Here Leonard entered. Harley had sent Lady Lansmere’s footman to him with a note, that prepared him to meet Helen. As he came into the room, Harley took him by the hand and led him to Lady Lansmere.
“The friend of whom I spoke. Welcome him now for my sake, ever after for his own;” and then, scarcely allowing time for the countess’s elegant and gracious response, he drew Leonard towards Helen. “Children,” said he, with a touching voice, that thrilled through the hearts of both, “go and seat yourselves yonder, and talk together of the past. Signorina, I invite you to renewed discussion upon the abstruse metaphysical subject you have started; let us see if we cannot find gentler sources for pity and admiration than war and warriors.” He took Violante aside to the window. “You remember that Leonard, in telling you his history last night, spoke, you thought, rather too briefly of the little girl who had been his companion in the rudest time of his trials. When you would have questioned more, I interrupted you, and said, ‘You should see her shortly, and question her yourself.’ And now what think you of Helen Digby? Hush, speak low. But her ears are not so sharp as mine.”
VIOLANTE.—“Ah! that is the fair creature whom Leonard called his child-angel? What a lovely innocent face!—the angel is there still.”
HARLEY (pleased both at the praise and with her who gave it).—“You think so; and you are right. Helen is not communicative.
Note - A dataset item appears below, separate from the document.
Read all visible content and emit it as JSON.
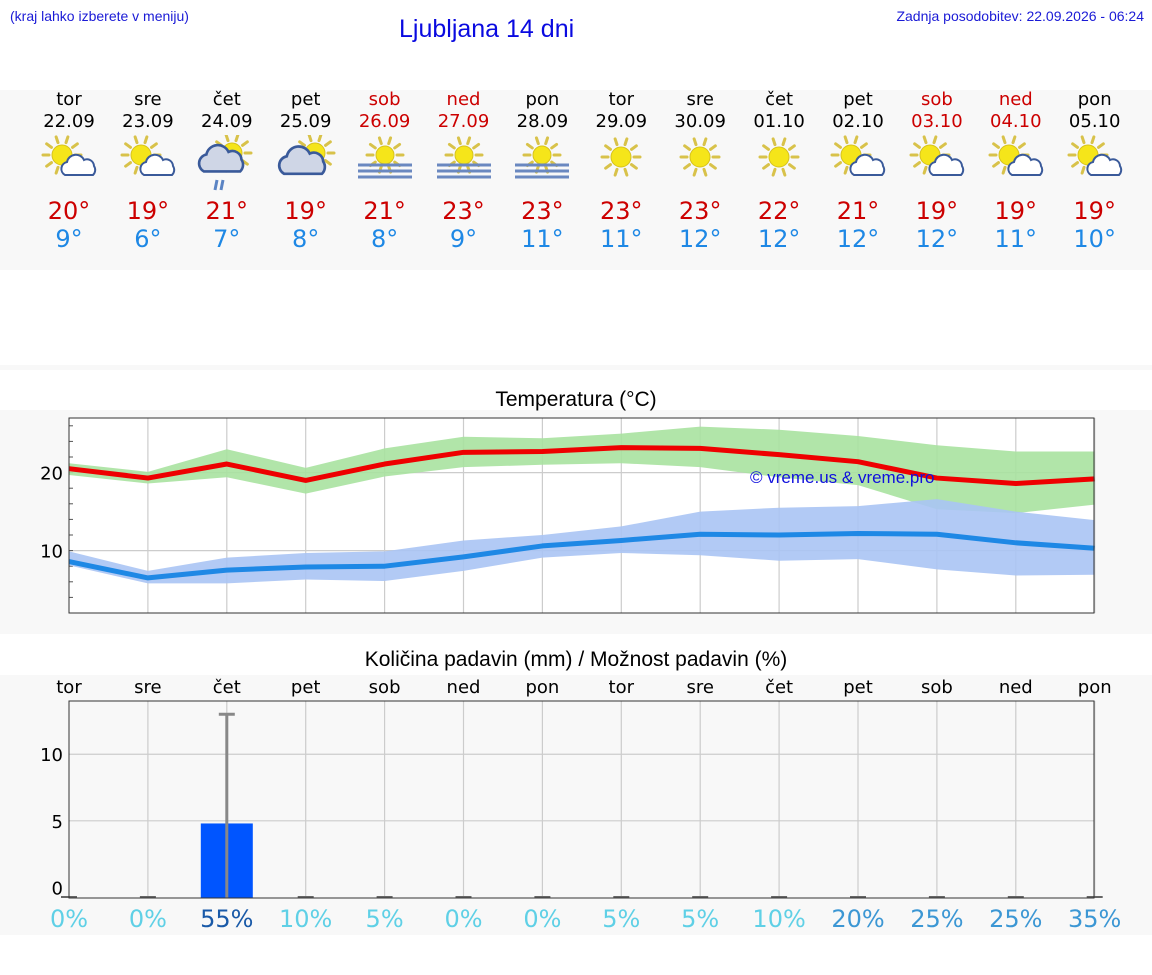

But fine natures are like fine poems,—a glance at the first two lines suffices for a guess into the beauty that waits you if you read on.”
Violante gazed on Leonard and Helen as they sat apart. Leonard was the speaker, Helen the listener; and though the former had, in his narrative the night before, been indeed brief as to the episode in his life connected with the orphan, enough had been said to interest Violante in the pathos of their former position towards each other, and in the happiness they must feel in their meeting again,—separated for years on the wide sea of life, now both saved from the storm and shipwreck. The tears came into her eyes. “True,” she said, very softly, “there is more here to move pity and admiration than in—” She paused.
HARLEY.—“Complete the sentence. Are you ashamed to retract? Fie on your pride and obstinacy!”
VIOLANTE.—“No; but even here there have been war and heroism,—the war of genius with adversity, and heroism in the comforter who shared it and consoled. Ah, wherever pity and admiration are both felt, something nobler than mere sorrow must have gone before: the heroic must exist.”
“Helen does not know what the word ‘heroic’ means,” said Harley, rather sadly; “you must teach her.”
“Is it possible,” thought he as he spoke, “that a Randal Leslie could have charmed this grand creature? No ‘Heroic’ surely, in that sleek young placeman.—Your father,” he said aloud, and fixing his eyes on her face, “sees much, he tells me, of a young man about Leonard’s age, as to date; but I never estimate the age of men by the parish register, and I should speak of that so-called young man as a contemporary of my great-grandfather,—I mean Mr. Randal Leslie. Do you like him?”
“Like him,” said Violante, slowly, and as if sounding her own mind,—“like him—yes.”
“Why?” asked Harley, with dry and curt indignation. “His visits seem to please my dear father. Certainly I like him.”
“Hum. He professes to like you, I suppose?”
Violante laughed unsuspiciously. She had half a mind to reply, “Is that so strange?” But her respect for Harley stopped her. The words would have seemed to her pert. “I am told he is clever,” resumed Harley.
“Oh, certainly.”
“And he is rather handsome. But I like Leonard’s face better.”
“Better—that is not the word. Leonard’s face is as that of one who has gazed so often upon Heaven; and Mr. Leslie’s—there is neither sunlight nor starlight reflected there.”
“My dear Violante?” exclaimed Harley, overjoyed; and he pressed her hand.
The blood rushed over the girl’s cheek and brow; her hand trembled in his. But Harley’s familiar exclamation might have come from a father’s lips.
At this moment Helen softly approached them, and looking timidly into her guardian’s face, said, “Leonard’s mother is with him: he asks me to call and see her. May I?”